Do we need to constrain that the b board is valid? We've made the modeling decision that the move predicate is defined on any board, even cheating ones. Eventually, we'll be modeling whole games, where we know we have a valid starting board. Since there's a move transition from each board to the next, this means we'll go from valid board to valid board.

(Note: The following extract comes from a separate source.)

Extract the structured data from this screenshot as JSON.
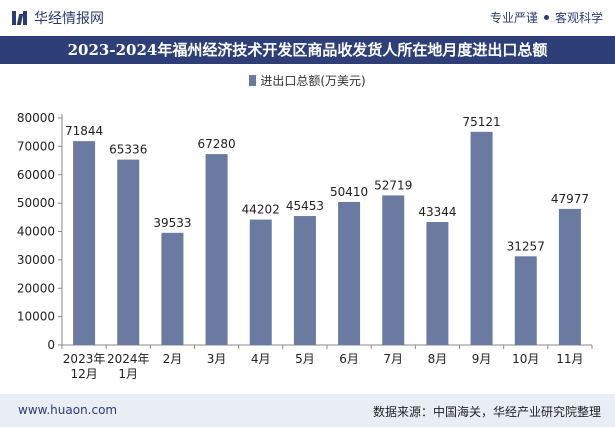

Someone asked if we need to constrain that who's turn it is changes after a move. Because we're defining this, we don't need to add a constraint, but we can try to find a counterexample to check.

    
pred counterexample {
    some b, b' : Board, r, c : Index, p : Player | {
        move[b, r, c, p, b']
        (xturn[b] and xturn[b']) or
        (oturn[b] and oturn[b'])
    }
}
    

We're looking for some valid move, and then using our xturn and oturn predicates to see if it was the same player's turn before and after. When we run this, Alloy can't find any instances, so it seems like our model is sound — it conforms to our expectations. Since we're talking about a bounded universe of 3 indices and 2 players, this is an exhaustive check. Unlike tests in a programming language, Alloy can confirm that, within our universe, there are absolutely no counterexamples at all. If our model were off, and Alloy did find a counterexample, it'll even show us an instance that shows what happened.

When we're running a predicate, we'd like to know it's either satisfiable, with an example, or unsatisfiable, with a proof of why. Alloy won't exactly give us a proof, but it can give us an unsatisfiable core — a set of clauses that seem to lead to the contradiction.